Özürden sonra  meselenin bu kadar köpürtülmesi, referandumdan önce Almanya ve Hollanda ile yaşanan krizi hatırlatıyor. Hemen her olayın –oy kaygısıyla- ele alınıp,iç politika malzemesi yapılması içeride işe yarasa da dışarıda Türkiye ve bunu köpürtenlerin aleyhine olur. Bir noktadan sonra inandırıcılık sorunu doğacağından iç politikada da  fayda getirmez. Onun için her şeyi tadında bırakmak gerekir.

SEÇİM İTTİFAKLARINA DOĞRU

AKP ve MHP’den yapılan açıklamalar iki partinin seçime iş birliği yaparak gireceklerini gösteriyor. İYİ partinin sahaya inmesi ile birlikte partiler kartlarını yeniden karmak zorunda kaldılar. MHP’nin baraj,AKP’nin seçimi kaybetme sorunu var. İki parti kendilerine yönelik tehdidi iş birliği yaparak önlemeye çalışacak.

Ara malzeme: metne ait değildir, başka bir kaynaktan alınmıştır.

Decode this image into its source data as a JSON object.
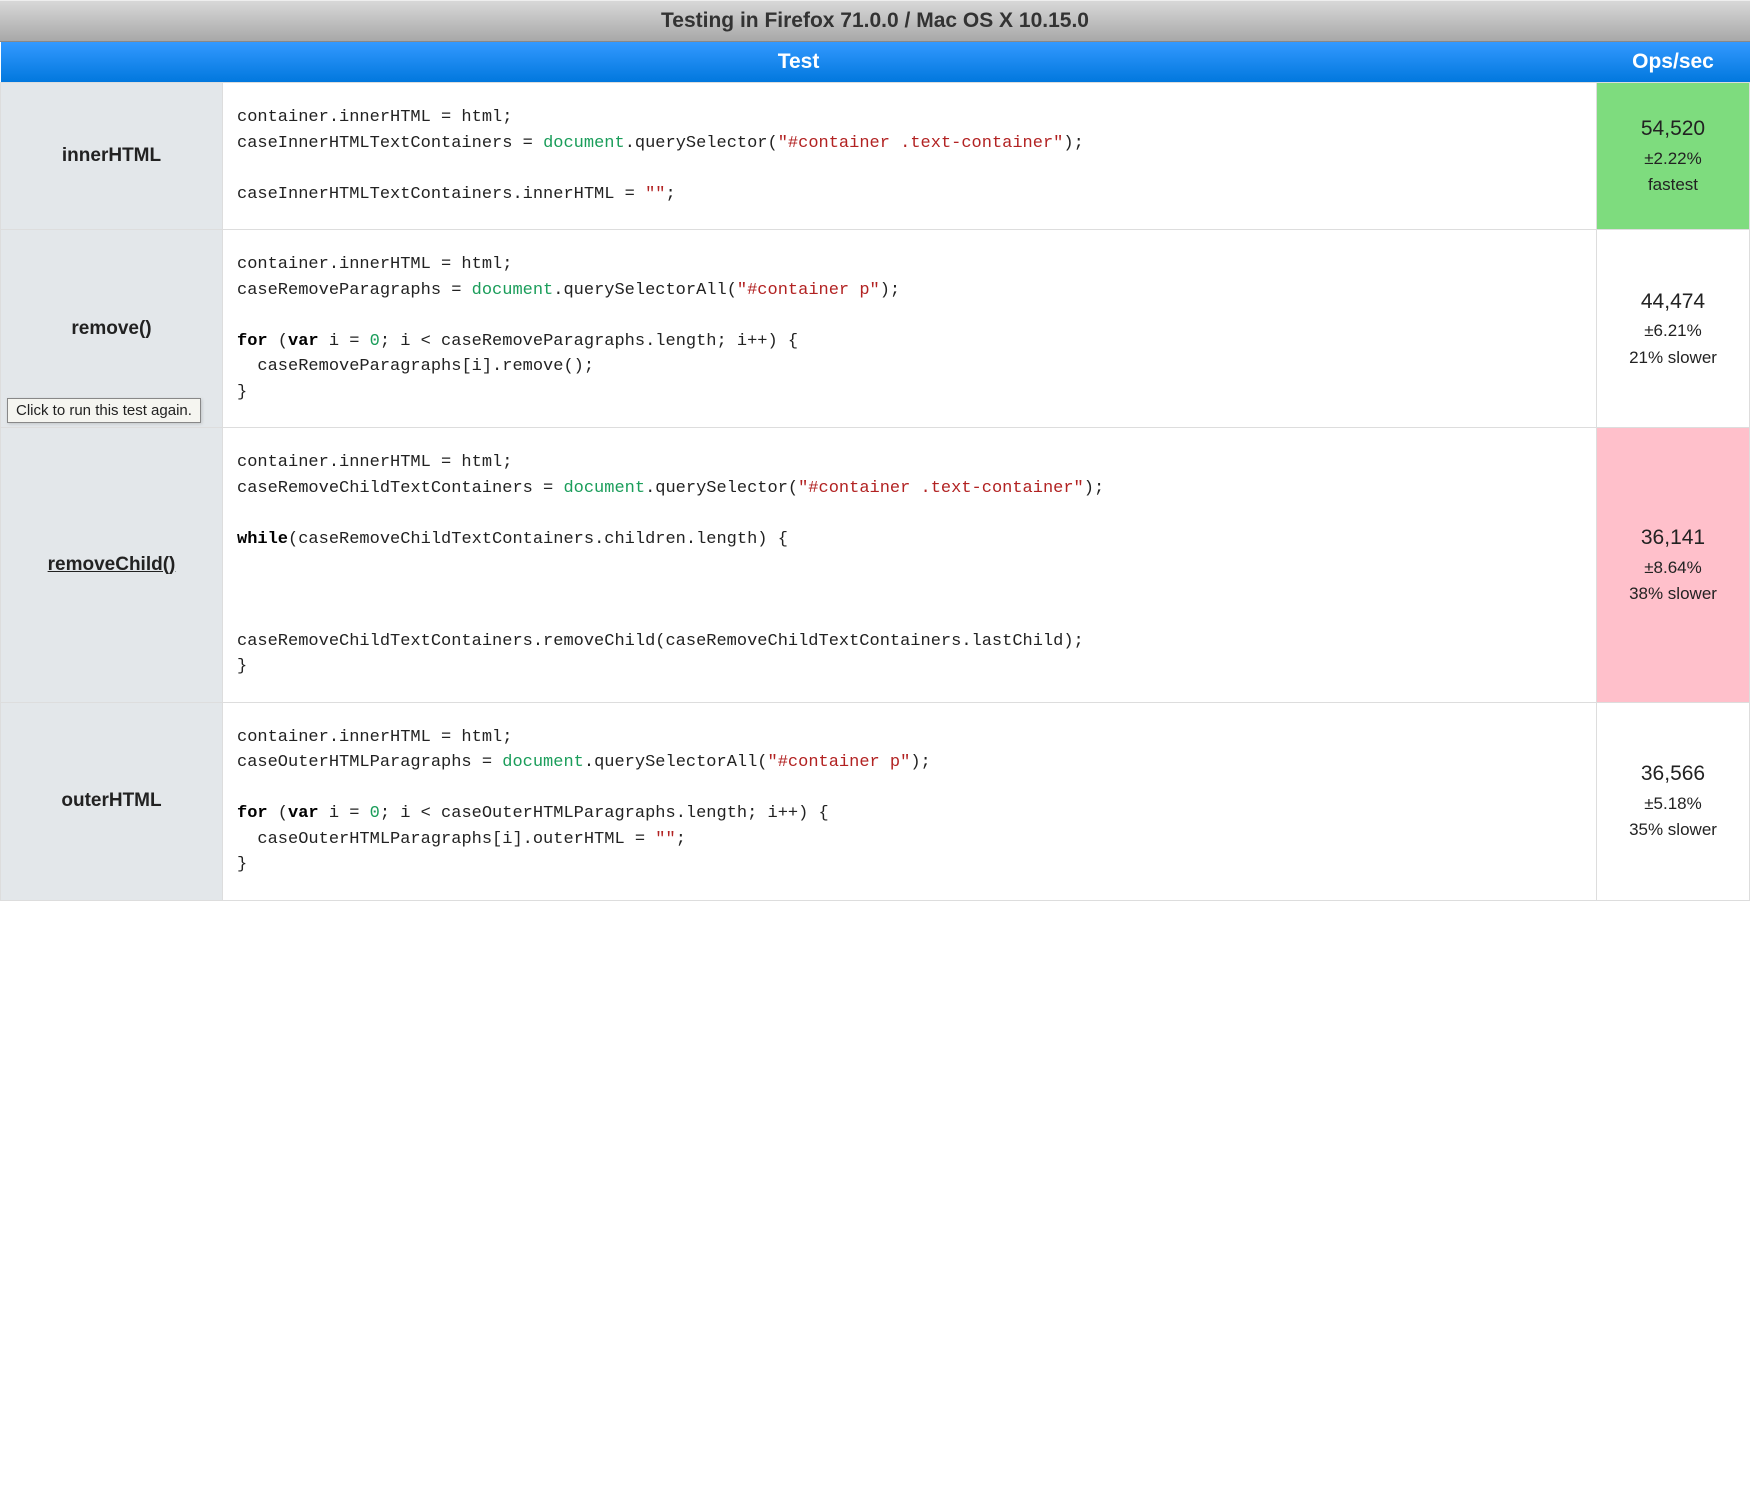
{
  "header": {
    "title": "Testing in Firefox 71.0.0 / Mac OS X 10.15.0"
  },
  "columns": {
    "test": "Test",
    "ops": "Ops/sec"
  },
  "tooltip": "Click to run this test again.",
  "tests": [
    {
      "name": "innerHTML",
      "code_html": "container.innerHTML = html;\ncaseInnerHTMLTextContainers = <span class=\"tok-global\">document</span>.querySelector(<span class=\"tok-str\">\"#container .text-container\"</span>);\n\ncaseInnerHTMLTextContainers.innerHTML = <span class=\"tok-str\">\"\"</span>;",
      "ops": "54,520",
      "variance": "±2.22%",
      "note": "fastest",
      "status": "fastest"
    },
    {
      "name": "remove()",
      "code_html": "container.innerHTML = html;\ncaseRemoveParagraphs = <span class=\"tok-global\">document</span>.querySelectorAll(<span class=\"tok-str\">\"#container p\"</span>);\n\n<span class=\"tok-kw\">for</span> (<span class=\"tok-kw\">var</span> i = <span class=\"tok-num\">0</span>; i &lt; caseRemoveParagraphs.length; i++) {\n  caseRemoveParagraphs[i].remove();\n}",
      "ops": "44,474",
      "variance": "±6.21%",
      "note": "21% slower",
      "status": "normal"
    },
    {
      "name": "removeChild()",
      "code_html": "container.innerHTML = html;\ncaseRemoveChildTextContainers = <span class=\"tok-global\">document</span>.querySelector(<span class=\"tok-str\">\"#container .text-container\"</span>);\n\n<span class=\"tok-kw\">while</span>(caseRemoveChildTextContainers.children.length) {\n\n\n\ncaseRemoveChildTextContainers.removeChild(caseRemoveChildTextContainers.lastChild);\n}",
      "ops": "36,141",
      "variance": "±8.64%",
      "note": "38% slower",
      "status": "slowest",
      "hovered": true
    },
    {
      "name": "outerHTML",
      "code_html": "container.innerHTML = html;\ncaseOuterHTMLParagraphs = <span class=\"tok-global\">document</span>.querySelectorAll(<span class=\"tok-str\">\"#container p\"</span>);\n\n<span class=\"tok-kw\">for</span> (<span class=\"tok-kw\">var</span> i = <span class=\"tok-num\">0</span>; i &lt; caseOuterHTMLParagraphs.length; i++) {\n  caseOuterHTMLParagraphs[i].outerHTML = <span class=\"tok-str\">\"\"</span>;\n}",
      "ops": "36,566",
      "variance": "±5.18%",
      "note": "35% slower",
      "status": "normal"
    }
  ]
}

Aslında bu iş birliği yeni değil,AKP kurulduktan kısa süre sonra kurucuları ABD'de temaslarda bulunmuş,muhtemelen belli konularda mutabakata varmışlardı. Çok sonraları bazı yazarlar bunu itiraf ettiler. ABD'yle uzlaşmaya varılmış ama seçime iki yıl vardı. AKP'nin iktidar olması için erken seçim gerekiyordu. O yolu Bahçeli açtı,durup dururken erken seçim kararı alarak iktidarı altın tepsi içinde AKP'ye sundu. 2002 yılında erken seçim kararı alınmasa muhtemelen krizden çıkan Türkiye'de farklı bir siyasi tablo ortaya çıkacaktı. Bahçeli'nin açtığı kapı sayesinde AKP on beş senedir iktidarda. 7 Haziran seçimlerinden sonra bu örtülü ittifak sadece aleniyet kazandı.

NAİM SÜLEYMANOĞLU

Naim Süleymanoğlu'nu kaybettik. Türk sporuna çok önemli başarılar kazandırdı,onlarca rekor kırdı. Türk Halteri onun sayesinde büyük sıçrama yaptı. Ay yıldızlı bayrağımızı defalarca göndere çekti. Hastalığı döneminde Cumhurbaşkanı Erdoğan onu hastanede ziyaret etti, moral verdi. Naim, daha önce MHP'den aday olmuştu. Onu herkesten önce MHP lideri ziyaret etmeli,cenazesinde de en önde olmalıydı. Ne yazık ki olmadı. Vefaya en çok ihtiyaç duyulan alan siyasettir. İnsanlar aranmak,sorulmak isterler.En çok da dava arkadaşlarını yanlarında görmek isterler.   Dün ölümleri paylaşan insanlar bugün birbirlerinin acılarını paylaşmıyor.Sonra da şikayet ediyoruz.

Bunun için dağınığız,bunun için bir olamıyoruz. Bunun için onca bedel ödememize rağmen bir adım mesafe alamıyoruz.

BİZİM BİZE YAPTIĞIMIZ

Şikayet etmediğimiz hiç bir şey yok,her şeyde bir eksilik buluyoruz. Eleştirel düşünmek iyi, eleştiriyi bir hastalık haline getirmek kötü. AKP, PKK ile masaya oturur tabanı alkışlar, MHP ile iş birliği yapar tabanı alkışlar,bir gün Atatürkçü,bir gün Atatürk düşmanı olur tavır aynıdır,tabanı onu da ötekini de doğru bulur. Biz de ise herkes öküzün altında buzağı arar.Kusur bulmak için özel çaba sarf eder..Herkes kendi çapında kusursuz bir başbuğdur. Nefsimizden başka kimseyi beğenmeyiz. Tabancamızdaki bütün mermileri kendi kendimize sıkarız. Sonra da  niye iktidar olamadık diye kara kara düşünürüz.Kendi kendimize verdiğimiz zarar olmasaydı bugün çok farklı noktalarda olurduk.

Kendimize,camiamıza  biraz acısak olmaz mı? Bizde kusur bir ise başkalarında bin. Biraz da onları görelim.